A beloved Carousel at Ontario Beach Park in Rochester has thrilled children and adults alike since the very early 1900s. It’s beautiful with it’s hand-carved animals and brassy organ music.
There is one painting, one of quite a few, at the very top of the carousel which is now the cause of leftist hand-wringing because of one woman with a blog. It has gone unnoticed for decades.
The photo is offensive because it stereotypes.
A local woman wrote a blog labeling the painted panel degrading and racist. Andrea Raethka said it has no place in a public park and should be removed.
Are we now going to erase every element, every bit of history that offends in the present day? The perpetually offended are digging up Civil War generals and defacing their monuments, but is this different? What do you think?
“I have been meaning to write about it for months,” Raethke said. “Now seemed like a good time to bring it up with these types of images being scrutinized more.”
Now the activists are talking about collective action to get rid of the image.
The carousel, built by the well-known Dentzel Carousel Co. in 1905, is owned by the city of Rochester but managed and operated by Monroe County under a long-term parks agreement.

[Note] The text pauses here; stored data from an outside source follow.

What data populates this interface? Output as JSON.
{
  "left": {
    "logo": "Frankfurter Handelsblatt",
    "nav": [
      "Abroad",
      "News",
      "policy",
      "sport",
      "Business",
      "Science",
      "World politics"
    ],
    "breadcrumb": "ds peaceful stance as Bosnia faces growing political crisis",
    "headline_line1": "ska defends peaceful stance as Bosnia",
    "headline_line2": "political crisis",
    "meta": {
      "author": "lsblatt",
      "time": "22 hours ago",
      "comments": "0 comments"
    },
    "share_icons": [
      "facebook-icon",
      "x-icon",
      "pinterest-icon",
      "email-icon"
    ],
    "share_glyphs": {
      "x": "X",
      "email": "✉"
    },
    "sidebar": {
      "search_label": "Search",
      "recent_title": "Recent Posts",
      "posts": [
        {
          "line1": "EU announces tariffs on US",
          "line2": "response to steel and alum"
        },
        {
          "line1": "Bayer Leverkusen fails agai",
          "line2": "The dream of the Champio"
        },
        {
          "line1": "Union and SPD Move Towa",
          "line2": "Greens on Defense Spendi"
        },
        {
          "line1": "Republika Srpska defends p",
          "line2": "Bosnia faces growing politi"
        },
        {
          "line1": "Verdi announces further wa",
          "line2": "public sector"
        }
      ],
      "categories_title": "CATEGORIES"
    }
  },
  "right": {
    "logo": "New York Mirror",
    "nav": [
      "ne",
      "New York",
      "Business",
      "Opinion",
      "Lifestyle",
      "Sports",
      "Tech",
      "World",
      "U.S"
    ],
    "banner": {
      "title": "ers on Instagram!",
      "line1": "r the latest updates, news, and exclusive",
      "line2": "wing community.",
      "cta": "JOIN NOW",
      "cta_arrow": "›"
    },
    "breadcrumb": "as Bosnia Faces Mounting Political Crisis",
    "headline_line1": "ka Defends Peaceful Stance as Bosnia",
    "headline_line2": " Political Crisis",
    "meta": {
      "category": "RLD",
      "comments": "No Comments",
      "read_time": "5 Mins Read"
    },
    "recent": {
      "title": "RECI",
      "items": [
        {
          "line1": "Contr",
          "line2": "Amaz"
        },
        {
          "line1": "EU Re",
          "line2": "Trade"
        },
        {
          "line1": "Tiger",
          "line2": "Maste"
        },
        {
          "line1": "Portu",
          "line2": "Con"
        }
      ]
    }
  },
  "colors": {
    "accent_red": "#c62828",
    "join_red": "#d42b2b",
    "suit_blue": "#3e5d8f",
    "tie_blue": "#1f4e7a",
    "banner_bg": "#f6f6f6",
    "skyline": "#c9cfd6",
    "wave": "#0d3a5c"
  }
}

The amusement ride, originally dubbed the Duchess, is one of just a few of its kind in the country.
The carousel was designated an official landmark by the city of Rochester in 1980, and any changes to it might require approval by the city preservation board.
Parks officials likely will discuss the image with leaders of the Landmark Society of Western New York at a regularly scheduled meeting next week.
The great grandson of the artist asked that it be preserved somehow, somewhere – it’s history.